Lebensraumcoach aus der Südpfalz

Imme Colling-Blüder stellt sich vor

Lebensraumcoach aus der Südpfalz

von Redaktion Pfalz Saarland

Kreative Lebensraumberatung- was steckt dahinter?

Außenräume, Innenräume, Lebensräume- worum geht es bei Ihrer Arbeit?

Als Baubiologin habe ich viele Wohnräume gesehen. In manchen habe ich mich gleich wohlgefühlt, in anderen gar nicht.
Darauf habe ich Antworten gesucht und in FengShui und Heilenergetik gefunden. Ein Haus kann als Spiegel der Seele dienen, Wohnräume können Einblicke in die Bewohner*innen geben. Auch Natur spiegelt das Innere. Das Resonanzprinzip wirkt dabei als nützliches Denkmodell. Oft sind wir im Gedankenkarussell gefangen. Gerade bei einem stressigen Alltag finden Menschen in der Natur wieder zu sich selbst. Durchatmen und zur Ruhe kommen, sich selbst mit eigenen Bedürfnissen und Gefühlen wahrnehmen. Dabei öffnet sich das Herz. Damit kommt auch der Mut, im Coaching Themen anzugehen.

Für wen ist dieses Angebot besonders geeignet?

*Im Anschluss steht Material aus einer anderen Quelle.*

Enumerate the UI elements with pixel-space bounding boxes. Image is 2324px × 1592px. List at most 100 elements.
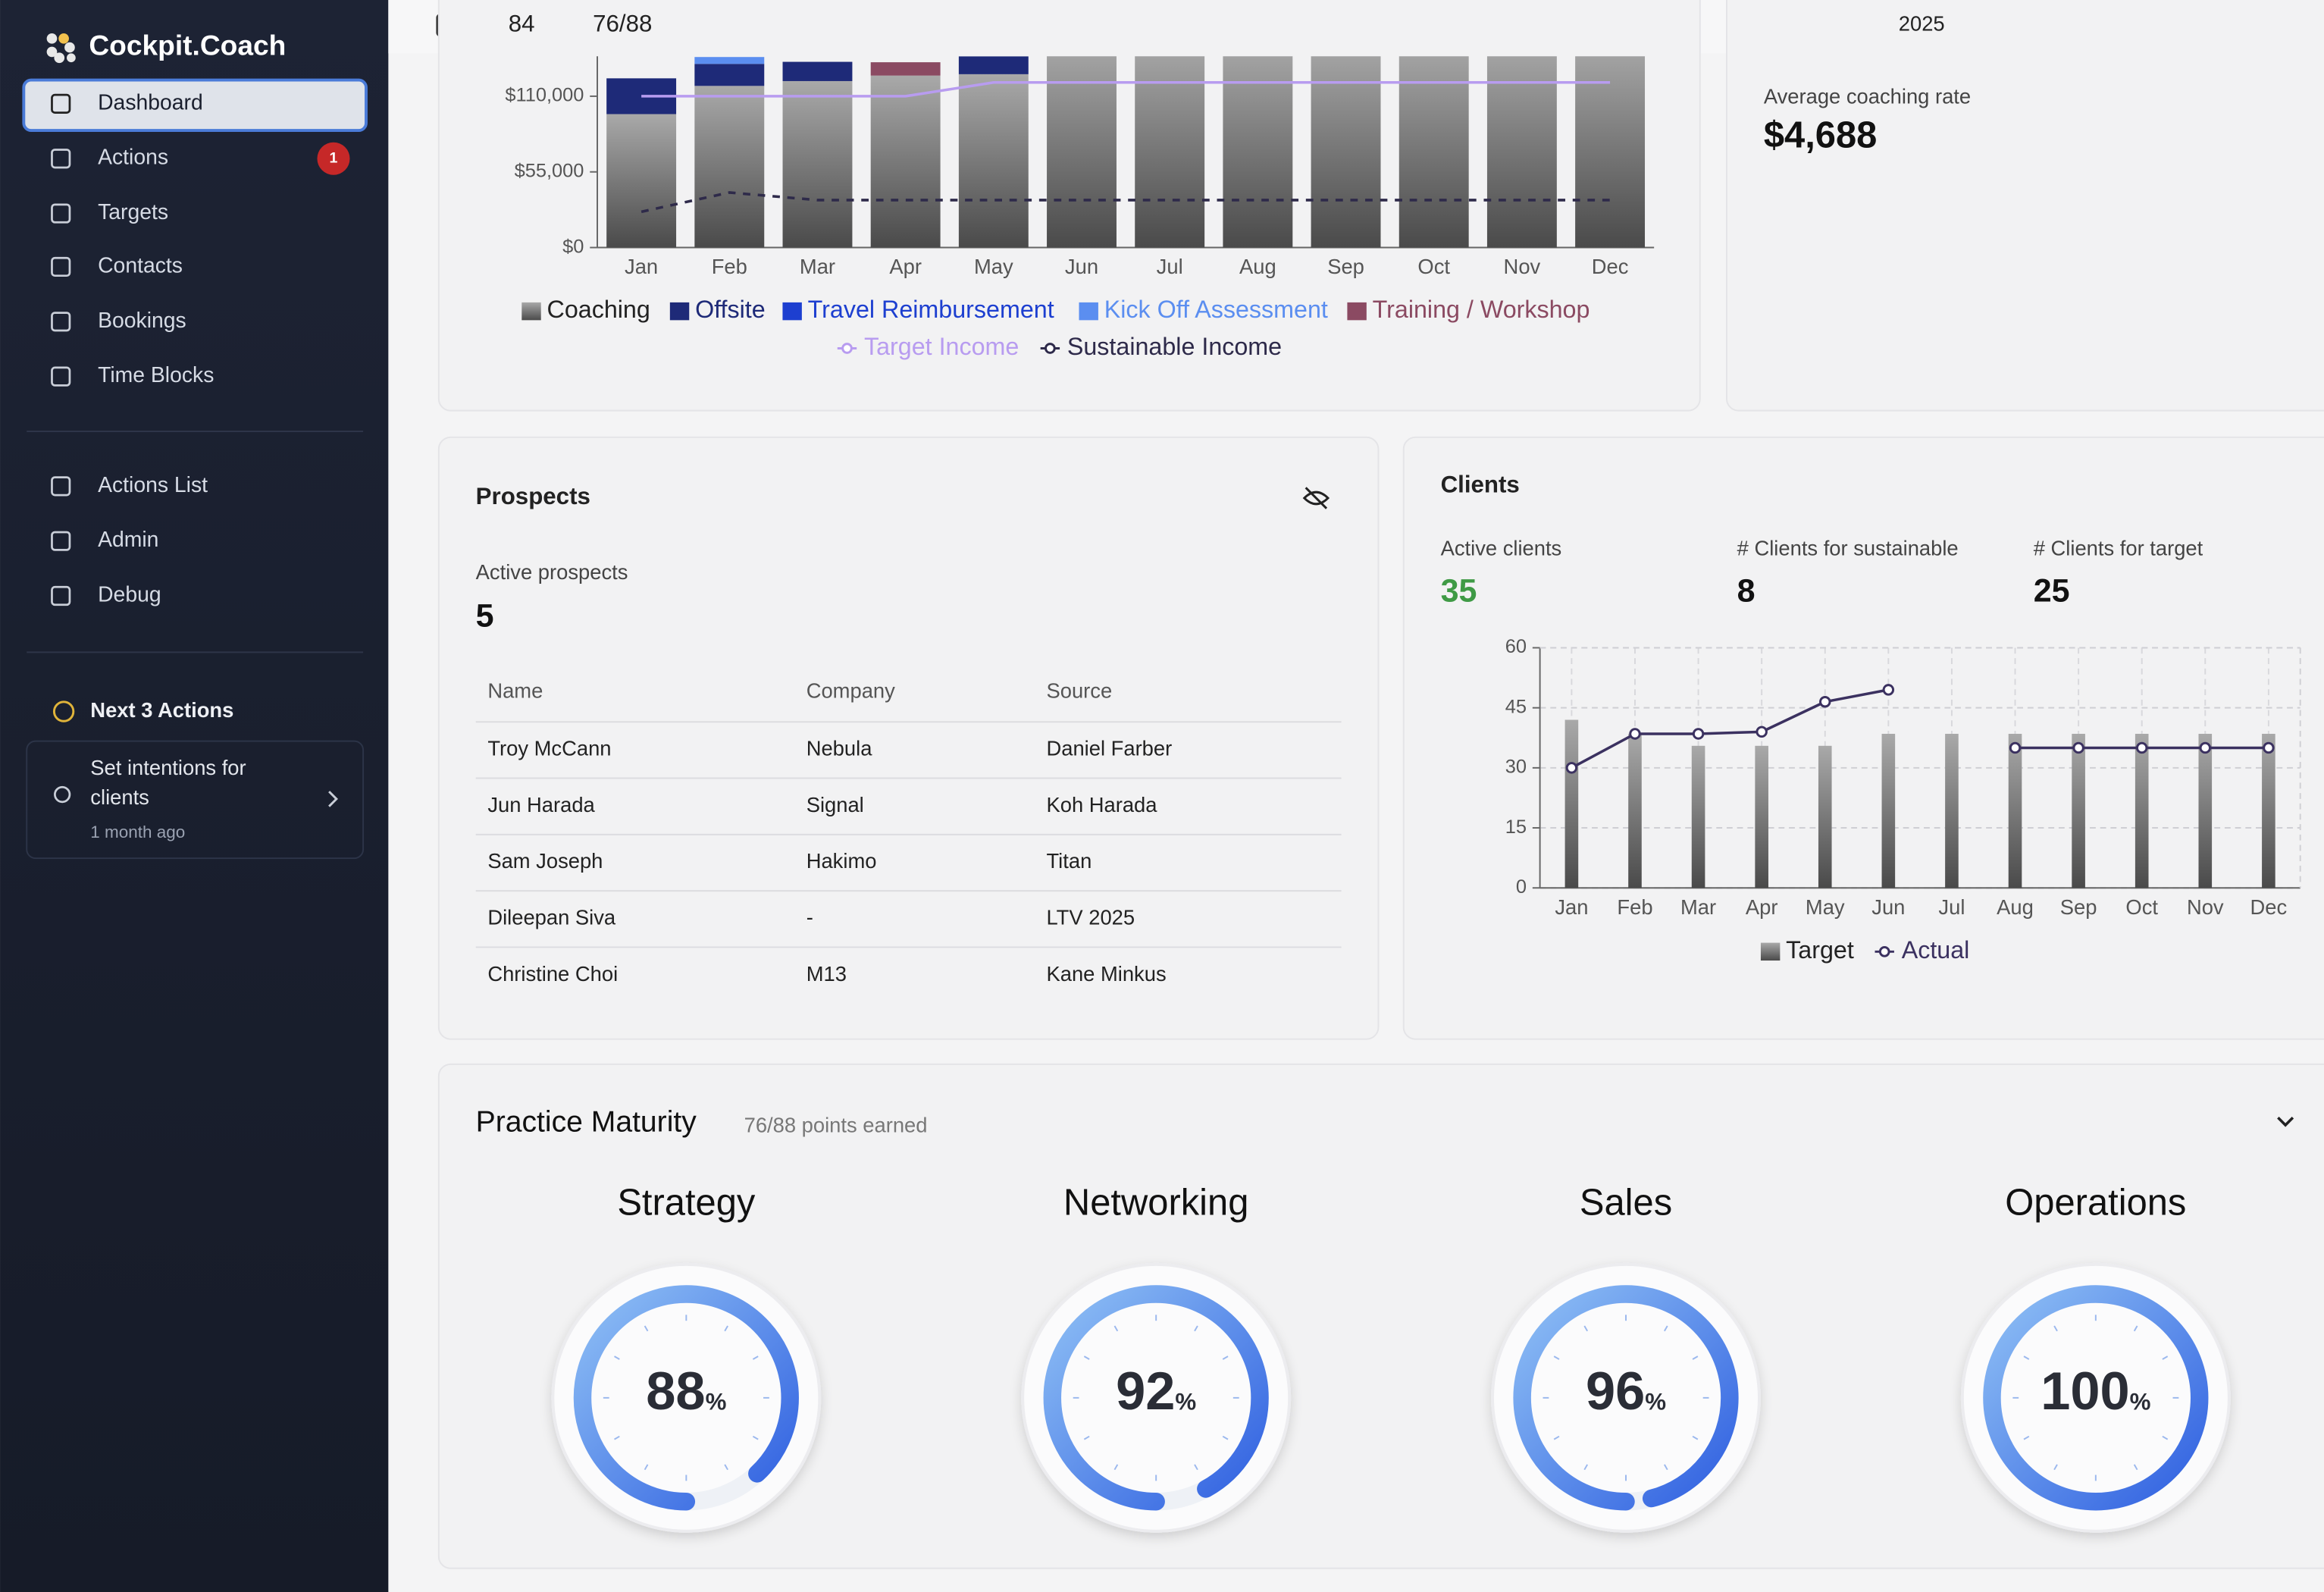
rate-value: $4,688	[1764, 115, 1878, 156]
table-cell: Signal	[807, 793, 864, 816]
legend-marker	[1045, 343, 1056, 354]
gauge-value: 88%	[646, 1361, 726, 1421]
table-cell: Kane Minkus	[1046, 962, 1166, 986]
y-tick-label: 15	[1505, 816, 1527, 838]
legend-label: Coaching	[547, 296, 650, 323]
card-title: Clients	[1441, 472, 1520, 498]
bar	[1755, 745, 1768, 888]
legend-swatch	[1347, 302, 1367, 321]
nav-item[interactable]: Actions	[98, 146, 168, 170]
point	[1756, 725, 1768, 738]
card-title: Prospects	[476, 483, 590, 509]
nav-item[interactable]: Time Blocks	[98, 363, 214, 387]
plot	[1564, 684, 2275, 888]
bar	[958, 74, 1029, 248]
gauge-tick	[2053, 1464, 2058, 1471]
gauge-tick	[1583, 1325, 1589, 1332]
point	[1565, 762, 1578, 774]
point	[1819, 696, 1831, 708]
stat-value: 5	[476, 598, 494, 635]
gauge-tick	[1664, 1464, 1668, 1471]
card-subtitle: 76/88 points earned	[744, 1113, 928, 1136]
point	[2135, 741, 2148, 754]
bar	[1223, 56, 1293, 248]
x-tick-label: May	[1806, 895, 1845, 919]
nav-item[interactable]: Bookings	[98, 309, 186, 333]
nav-item[interactable]: Debug	[98, 583, 161, 607]
gauge-arc	[1513, 1285, 1739, 1511]
x-tick-label: Dec	[2250, 895, 2288, 919]
action-card[interactable]	[26, 740, 365, 860]
hide-icon[interactable]	[1302, 487, 1330, 509]
x-tick-label: Oct	[1417, 255, 1450, 278]
x-tick-label: Nov	[2187, 895, 2224, 919]
gauge-tick	[724, 1325, 728, 1332]
legend-swatch	[782, 302, 802, 321]
legend-label: Sustainable Income	[1067, 333, 1282, 360]
bar	[2198, 733, 2213, 888]
bar	[1575, 56, 1646, 248]
bar	[1564, 719, 1579, 888]
y-tick-label: $0	[562, 236, 584, 257]
collapse-icon[interactable]	[2277, 1117, 2294, 1127]
rate-card	[1725, 0, 2324, 412]
gauge-face	[1960, 1262, 2231, 1533]
gauge-tick	[614, 1435, 620, 1440]
gauge-number: 100	[2041, 1361, 2129, 1421]
x-tick-label: Dec	[1592, 255, 1629, 278]
gauge-tick	[2023, 1435, 2030, 1440]
nav-icon	[51, 366, 71, 387]
bar	[1135, 56, 1205, 248]
gauge-tick	[724, 1464, 728, 1471]
point	[2009, 741, 2022, 754]
bar	[1047, 56, 1117, 248]
active-nav[interactable]	[22, 78, 368, 133]
gauge-number: 96	[1586, 1361, 1645, 1421]
bar	[1628, 733, 1642, 888]
gauge-tick	[1583, 1464, 1589, 1471]
legend-label: Target	[1786, 936, 1854, 964]
gauge-tick	[1083, 1435, 1090, 1440]
nav-icon	[51, 312, 71, 332]
x-tick-label: Jan	[1555, 895, 1588, 919]
gauge-face	[1491, 1262, 1761, 1533]
table-cell: Christine Choi	[487, 962, 618, 986]
nav-item[interactable]: Targets	[98, 200, 168, 224]
nav-item[interactable]: Dashboard	[98, 90, 203, 114]
x-tick-label: Apr	[889, 255, 922, 278]
clients-card	[1402, 436, 2324, 1040]
table-header: Source	[1046, 678, 1112, 702]
x-tick-label: Feb	[712, 255, 747, 278]
table-cell: Nebula	[807, 737, 872, 760]
gauge-arc	[1043, 1285, 1269, 1511]
prospects-card	[437, 436, 1380, 1040]
stat-label: Active clients	[1441, 537, 1562, 560]
legend-label: Kick Off Assessment	[1104, 296, 1328, 323]
legend-swatch	[1079, 302, 1098, 321]
x-tick-label: Sep	[1327, 255, 1364, 278]
x-tick-label: Aug	[1239, 255, 1276, 278]
gauge-tick	[2023, 1355, 2030, 1360]
table-header: Company	[807, 678, 895, 702]
nav-icon	[51, 476, 71, 497]
alert-icon	[52, 700, 75, 722]
legend-marker	[1878, 945, 1890, 957]
legend-swatch	[521, 302, 541, 321]
gauge-tick	[1692, 1435, 1699, 1440]
gauge-value: 92%	[1116, 1361, 1196, 1421]
gauge-title: Sales	[1580, 1183, 1672, 1224]
gauge-tick	[1222, 1435, 1229, 1440]
nav-item[interactable]: Actions List	[98, 473, 208, 497]
gauge-tick	[1113, 1325, 1119, 1332]
y-tick-label: 30	[1505, 757, 1527, 778]
nav-item[interactable]: Contacts	[98, 253, 183, 277]
plot	[606, 56, 1646, 248]
table-cell: Titan	[1046, 849, 1092, 873]
gauge-tick	[2162, 1435, 2169, 1440]
gauge-tick	[752, 1435, 759, 1440]
stat-label: # Clients for target	[2034, 537, 2203, 560]
section-title: Next 3 Actions	[90, 698, 233, 722]
bar	[870, 62, 941, 76]
nav-item[interactable]: Admin	[98, 528, 158, 552]
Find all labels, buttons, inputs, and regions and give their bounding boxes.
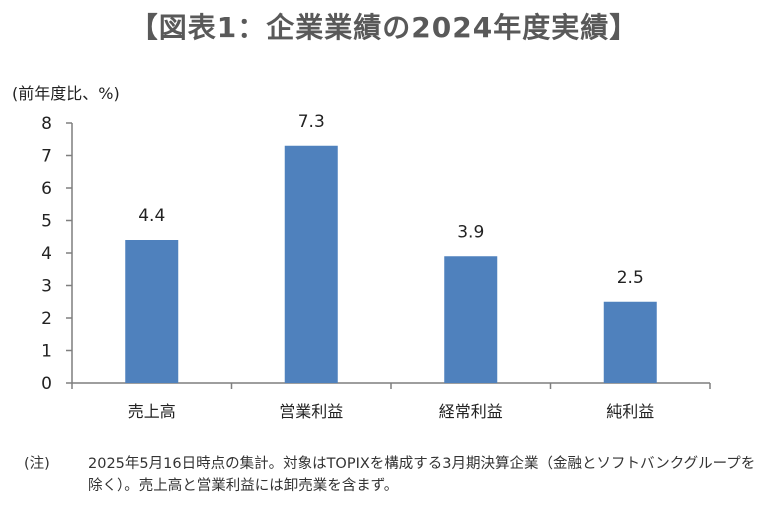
bar-2 [284,145,338,383]
y-tick-label: 7 [41,147,52,167]
footnote: (注) 2025年5月16日時点の集計。対象はTOPIXを構成する3月期決算企業… [24,453,764,497]
y-tick-label: 3 [41,277,52,297]
bar-3 [444,256,498,383]
chart-title: 【図表1：企業業績の2024年度実績】 [129,11,639,44]
bar-chart: 0 1 2 3 4 5 6 7 8 4.4 売上高 7.3 営業利益 3.9 経常利益 2.5 純利益 [41,112,711,421]
bar-1 [125,240,179,383]
y-tick-label: 8 [41,114,52,134]
y-tick-label: 6 [41,179,52,199]
y-tick-label: 5 [41,212,52,232]
x-category-label: 売上高 [128,402,176,421]
bar-value-label: 2.5 [617,268,644,288]
x-category-label: 純利益 [606,402,654,421]
x-category-label: 営業利益 [279,402,343,421]
footnote-marker: (注) [24,456,50,472]
bar-value-label: 7.3 [298,112,325,132]
footnote-text: 2025年5月16日時点の集計。対象はTOPIXを構成する3月期決算企業（金融と… [88,456,756,494]
bar-value-label: 4.4 [138,206,165,226]
x-category-label: 経常利益 [439,402,503,421]
bar-4 [603,301,657,383]
y-axis-unit-label: (前年度比、%) [12,84,120,103]
y-tick-label: 2 [41,309,52,329]
y-tick-label: 4 [41,244,52,264]
y-tick-label: 0 [41,374,52,394]
bar-value-label: 3.9 [457,222,484,242]
y-tick-label: 1 [41,342,52,362]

Für alle, die zu stark im Kopf sind und mehr Ruhe brauchen. Z.B. Mütter ebenso wie gestresste Menschen aus allen Bereichen... eine ideale Burnout-Prophylaxe. Naturcoaching kann Orientierungshilfe in Übergangszeiten des Lebens sein und bei der Bearbeitung persönlicher Lebensthemen unterstütze. Es kann eine Frage oder ein Problem besser und tiefer verstehen helfen und neue Impulse geben, Entwicklungsprozesse bewusst machen und Selbstkräftigung bewirken.

Sowohl Natur als auch Wohnraum sind zum Coachen das ganze Jahr über nutzbar?

Im Winter eher die Wohnräume. Für ein Naturcoaching verlassen wir nach einem Erstgespräch das Haus. Dieses Verlassen der gewohnten menschlichen Umgebung (Büro, Wohnung, Haus) verändert die Wahrnehmung und öffnet neue Sichtweisen. So können die Menschen leichter ihren eigenen Raum erfühlen, das ist wichtig. Daß sie selbst z.B. Ungemütlichkeit spüren. Dann kommen sie in den Prozess, etwas zu ändern. Erst mit dem Erfühltem ist Wandel möglich. Manchmal brauche ich nur eine Kommode zu verstellen, der 'Herzpunkt' ist wieder frei, das merken die Klient*innen sofort. Dann entwickelt es sich.

Welche 5 Worte beschreiben all Ihre Methoden zusammen?

'Achtsam mit allen Sinnen wahrnehmen'.

Am Anfang ist das Übungssache, denn die Sinne sind oft wie verschüttet im Alltag.

Wie gehen Sie zur Unterstützung Ihrer Klient*innen vor?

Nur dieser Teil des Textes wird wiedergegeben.